Caminhar no Gerês: uma viagem de sensações, sentimentos, histórias e sorrisos

Uma caminhada intensa pode requerer de um caminhante uma preparação física, mas também de espírito. A pessoa sente-se motivada a ir porque está pronta para enfrentar as adversidades do caminho.

Algo diferente ocorre quando a caminhada nos convida. Ao invés de nos prepararmos para ela, é a caminhada quem nos prepara. E quando alcançamos a meta, sentimo-nos prontos para enfrentar as adversidades do caminho da vida.

É assim no Gerês. A caminhada não te obriga a ser um atleta experiente ou alguém habituado a lidar com muitas horas de marcha. Muito pelo contrário. É até melhor não possuir experiência alguma, pois o caminho te prepara da melhor forma, porque te trabalha de dentro para fora, aguçando os quatro sentidos.

A começar pelo olhar, a vista não alcança o deslumbre da imensidão verde e castanha, que se confunde com o barro e o azul do céu. Como é lindo o Gerês! A paleta das cores toca a alma e alegra o coração. Surpreende aqueles tons de amarelo e vermelho surgindo no meio do nada ao piscar dos olhos.

O silêncio nos permite ouvir o vento tocar as folhas com delicadeza o suficiente para lhes fazerem ecoar um som como de aplausos. E elas nos aplaudem enquanto passamos, como que felizes por estarmos ali.

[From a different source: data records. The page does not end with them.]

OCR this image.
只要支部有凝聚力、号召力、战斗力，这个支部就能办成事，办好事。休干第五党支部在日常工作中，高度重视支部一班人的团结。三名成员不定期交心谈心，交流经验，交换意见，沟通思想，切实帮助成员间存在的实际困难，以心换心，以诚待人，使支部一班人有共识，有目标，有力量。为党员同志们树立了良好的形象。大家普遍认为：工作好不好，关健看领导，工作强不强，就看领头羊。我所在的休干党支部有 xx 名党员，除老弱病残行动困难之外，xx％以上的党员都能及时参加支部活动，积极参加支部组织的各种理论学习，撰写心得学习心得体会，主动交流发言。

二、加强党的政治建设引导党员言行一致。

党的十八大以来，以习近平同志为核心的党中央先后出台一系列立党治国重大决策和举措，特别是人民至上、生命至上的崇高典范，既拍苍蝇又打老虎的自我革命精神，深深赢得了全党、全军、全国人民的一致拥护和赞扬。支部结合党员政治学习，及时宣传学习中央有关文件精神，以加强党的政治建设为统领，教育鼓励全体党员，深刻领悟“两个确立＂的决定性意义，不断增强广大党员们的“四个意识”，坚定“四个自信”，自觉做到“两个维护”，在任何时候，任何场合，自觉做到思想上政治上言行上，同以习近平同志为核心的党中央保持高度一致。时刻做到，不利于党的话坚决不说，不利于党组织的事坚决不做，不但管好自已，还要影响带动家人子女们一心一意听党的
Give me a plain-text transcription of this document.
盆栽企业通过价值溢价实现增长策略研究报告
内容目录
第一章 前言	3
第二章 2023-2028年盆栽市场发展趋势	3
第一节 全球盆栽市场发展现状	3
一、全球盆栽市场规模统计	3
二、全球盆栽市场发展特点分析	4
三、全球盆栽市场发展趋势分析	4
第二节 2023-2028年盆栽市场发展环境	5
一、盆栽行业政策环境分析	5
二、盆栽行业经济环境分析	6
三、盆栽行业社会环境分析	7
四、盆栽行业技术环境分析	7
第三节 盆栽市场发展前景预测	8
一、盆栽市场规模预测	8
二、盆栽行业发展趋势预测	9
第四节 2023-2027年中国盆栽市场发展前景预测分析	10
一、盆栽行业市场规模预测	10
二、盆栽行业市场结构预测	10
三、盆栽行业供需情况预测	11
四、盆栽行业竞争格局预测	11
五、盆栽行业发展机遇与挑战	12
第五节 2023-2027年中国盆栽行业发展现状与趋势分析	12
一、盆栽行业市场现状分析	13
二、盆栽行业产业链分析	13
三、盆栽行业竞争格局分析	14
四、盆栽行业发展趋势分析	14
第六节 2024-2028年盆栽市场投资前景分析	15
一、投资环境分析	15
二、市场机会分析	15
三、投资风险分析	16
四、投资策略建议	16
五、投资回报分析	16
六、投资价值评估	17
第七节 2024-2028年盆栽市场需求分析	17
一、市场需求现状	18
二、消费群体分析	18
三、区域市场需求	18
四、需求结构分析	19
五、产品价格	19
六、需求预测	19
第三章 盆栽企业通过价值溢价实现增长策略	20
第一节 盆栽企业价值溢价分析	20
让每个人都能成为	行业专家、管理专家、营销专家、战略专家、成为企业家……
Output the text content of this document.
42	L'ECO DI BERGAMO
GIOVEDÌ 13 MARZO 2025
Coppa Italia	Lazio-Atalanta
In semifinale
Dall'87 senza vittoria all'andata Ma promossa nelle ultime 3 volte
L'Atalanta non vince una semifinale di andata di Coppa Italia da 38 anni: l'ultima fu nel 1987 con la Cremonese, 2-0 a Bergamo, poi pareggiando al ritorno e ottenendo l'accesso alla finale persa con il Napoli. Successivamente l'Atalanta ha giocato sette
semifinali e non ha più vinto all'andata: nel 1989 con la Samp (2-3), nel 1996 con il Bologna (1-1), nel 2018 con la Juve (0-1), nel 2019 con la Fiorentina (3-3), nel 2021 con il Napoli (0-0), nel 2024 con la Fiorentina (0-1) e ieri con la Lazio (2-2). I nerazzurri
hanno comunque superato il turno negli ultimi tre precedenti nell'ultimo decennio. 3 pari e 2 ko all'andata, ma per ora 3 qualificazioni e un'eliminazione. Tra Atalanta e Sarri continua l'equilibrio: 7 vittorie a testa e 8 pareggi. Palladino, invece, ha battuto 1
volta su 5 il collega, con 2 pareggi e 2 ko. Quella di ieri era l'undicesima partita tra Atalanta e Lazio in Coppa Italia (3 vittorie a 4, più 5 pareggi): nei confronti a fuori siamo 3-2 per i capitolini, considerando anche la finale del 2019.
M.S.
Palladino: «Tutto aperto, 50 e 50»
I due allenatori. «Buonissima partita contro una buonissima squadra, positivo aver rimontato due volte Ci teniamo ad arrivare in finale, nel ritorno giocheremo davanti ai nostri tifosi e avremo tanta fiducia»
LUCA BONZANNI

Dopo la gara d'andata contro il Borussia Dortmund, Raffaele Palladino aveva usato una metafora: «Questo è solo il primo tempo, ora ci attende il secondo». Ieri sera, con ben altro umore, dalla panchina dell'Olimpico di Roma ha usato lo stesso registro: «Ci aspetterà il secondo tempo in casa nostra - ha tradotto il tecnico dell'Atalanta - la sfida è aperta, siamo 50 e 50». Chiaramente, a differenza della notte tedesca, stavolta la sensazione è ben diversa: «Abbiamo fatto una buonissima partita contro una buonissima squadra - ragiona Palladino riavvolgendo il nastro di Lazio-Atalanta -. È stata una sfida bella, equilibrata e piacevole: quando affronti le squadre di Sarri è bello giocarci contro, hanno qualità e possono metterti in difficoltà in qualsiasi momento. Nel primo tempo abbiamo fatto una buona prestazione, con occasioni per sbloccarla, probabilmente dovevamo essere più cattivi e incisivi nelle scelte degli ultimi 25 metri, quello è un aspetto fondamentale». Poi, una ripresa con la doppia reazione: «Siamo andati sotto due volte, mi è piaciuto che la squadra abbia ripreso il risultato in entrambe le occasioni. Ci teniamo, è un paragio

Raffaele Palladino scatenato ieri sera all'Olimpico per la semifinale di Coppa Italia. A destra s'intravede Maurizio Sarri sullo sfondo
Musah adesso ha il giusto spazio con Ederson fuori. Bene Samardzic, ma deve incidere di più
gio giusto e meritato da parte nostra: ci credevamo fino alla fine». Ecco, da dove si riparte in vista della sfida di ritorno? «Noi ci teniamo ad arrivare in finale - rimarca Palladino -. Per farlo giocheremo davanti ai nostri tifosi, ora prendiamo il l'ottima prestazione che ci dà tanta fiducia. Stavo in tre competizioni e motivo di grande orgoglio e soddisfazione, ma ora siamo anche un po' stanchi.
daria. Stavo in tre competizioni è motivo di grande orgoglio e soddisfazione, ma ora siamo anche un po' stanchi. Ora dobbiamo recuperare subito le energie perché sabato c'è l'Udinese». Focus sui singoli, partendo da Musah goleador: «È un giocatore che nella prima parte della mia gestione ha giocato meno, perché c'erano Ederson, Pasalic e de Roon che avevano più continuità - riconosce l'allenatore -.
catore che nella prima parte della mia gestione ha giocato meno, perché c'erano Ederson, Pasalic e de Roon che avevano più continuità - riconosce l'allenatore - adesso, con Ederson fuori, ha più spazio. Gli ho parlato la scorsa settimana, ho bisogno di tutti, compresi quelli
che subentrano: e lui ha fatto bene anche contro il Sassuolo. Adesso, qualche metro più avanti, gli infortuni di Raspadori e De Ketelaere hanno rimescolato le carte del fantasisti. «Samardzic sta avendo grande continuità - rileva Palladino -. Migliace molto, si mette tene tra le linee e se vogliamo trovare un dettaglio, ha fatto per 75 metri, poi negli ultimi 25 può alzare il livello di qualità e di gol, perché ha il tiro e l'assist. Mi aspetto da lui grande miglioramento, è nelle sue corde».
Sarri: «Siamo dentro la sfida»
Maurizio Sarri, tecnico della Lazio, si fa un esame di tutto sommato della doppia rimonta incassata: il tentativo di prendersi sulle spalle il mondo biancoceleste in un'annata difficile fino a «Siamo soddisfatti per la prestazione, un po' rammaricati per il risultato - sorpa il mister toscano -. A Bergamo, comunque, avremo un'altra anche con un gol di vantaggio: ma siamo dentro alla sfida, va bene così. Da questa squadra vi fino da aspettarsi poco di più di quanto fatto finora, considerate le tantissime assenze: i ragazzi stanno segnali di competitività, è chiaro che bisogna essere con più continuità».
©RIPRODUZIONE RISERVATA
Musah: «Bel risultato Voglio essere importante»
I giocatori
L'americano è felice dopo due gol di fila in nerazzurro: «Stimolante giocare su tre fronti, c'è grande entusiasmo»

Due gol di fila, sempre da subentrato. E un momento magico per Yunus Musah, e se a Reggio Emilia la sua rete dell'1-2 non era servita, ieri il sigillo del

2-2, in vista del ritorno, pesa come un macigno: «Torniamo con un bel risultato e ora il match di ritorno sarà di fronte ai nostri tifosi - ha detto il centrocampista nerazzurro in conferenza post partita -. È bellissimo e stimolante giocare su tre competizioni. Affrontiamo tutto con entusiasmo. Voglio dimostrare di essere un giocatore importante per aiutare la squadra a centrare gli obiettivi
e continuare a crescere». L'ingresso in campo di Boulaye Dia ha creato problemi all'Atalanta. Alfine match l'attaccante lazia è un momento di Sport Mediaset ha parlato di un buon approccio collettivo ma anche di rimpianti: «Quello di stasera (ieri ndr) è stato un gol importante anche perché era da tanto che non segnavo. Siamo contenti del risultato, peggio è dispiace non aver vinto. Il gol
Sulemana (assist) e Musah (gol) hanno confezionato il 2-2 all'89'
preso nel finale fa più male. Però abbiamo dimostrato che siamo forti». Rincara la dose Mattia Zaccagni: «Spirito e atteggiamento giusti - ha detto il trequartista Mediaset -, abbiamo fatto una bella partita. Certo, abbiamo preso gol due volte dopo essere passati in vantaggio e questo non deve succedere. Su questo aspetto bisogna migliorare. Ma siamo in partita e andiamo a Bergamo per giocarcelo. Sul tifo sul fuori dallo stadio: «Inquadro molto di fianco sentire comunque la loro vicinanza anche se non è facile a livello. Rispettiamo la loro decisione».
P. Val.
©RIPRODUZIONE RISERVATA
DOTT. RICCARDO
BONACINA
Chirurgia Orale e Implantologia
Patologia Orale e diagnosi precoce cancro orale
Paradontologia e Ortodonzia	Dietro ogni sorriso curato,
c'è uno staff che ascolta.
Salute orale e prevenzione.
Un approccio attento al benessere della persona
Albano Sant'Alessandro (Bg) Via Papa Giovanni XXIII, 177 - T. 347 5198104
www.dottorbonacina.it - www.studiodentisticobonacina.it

Ou será que aplaudem o canto dos pássaros? Eles estão a cantar, afinal. Exibindo a sua afinação, cada um, ao seu modo, emite os seus sons, compondo uma trilha perfeita para a caminhada que está diante de nós.

O cair das águas emite um som potente que faz bater o coração; um som que preenche o corpo e a alma. É divino!

Outro encantamento que nos toma, vem do cheiro verde da mata, de terra húmida, de pureza do ar. Os pulmões se enchem na mais pura fonte enquanto nos deliciamos com a melhor experiência olfativa que não se compara ao mais caro perfume.

O Gerês tem textura e é possível tocá-lo. Troncos, pedras, água, folhas, flores, todas nos promovem uma sensação de força e delicadeza ao mesmo tempo. Aquela imponência da natureza, com toda sua grandiosidade, permite que a toquemos e nos deixa desfrutar da sua magnitude ao simples esticar dos braços. Não é maravilhoso? Sentir a água gelada das cascatas escorrer nos pés enquanto se é tocado pelo vento fresco e pelo calor do sol é um deleite!

Tudo isso, por si só, é uma perfeição, cuja plenitude é alcançada pelos outros pés que estão ao nosso lado, igualmente a caminhar, com suas sensações e sentimentos, compartilhando histórias e sorrisos, e contemplando as dádivas do Gerês.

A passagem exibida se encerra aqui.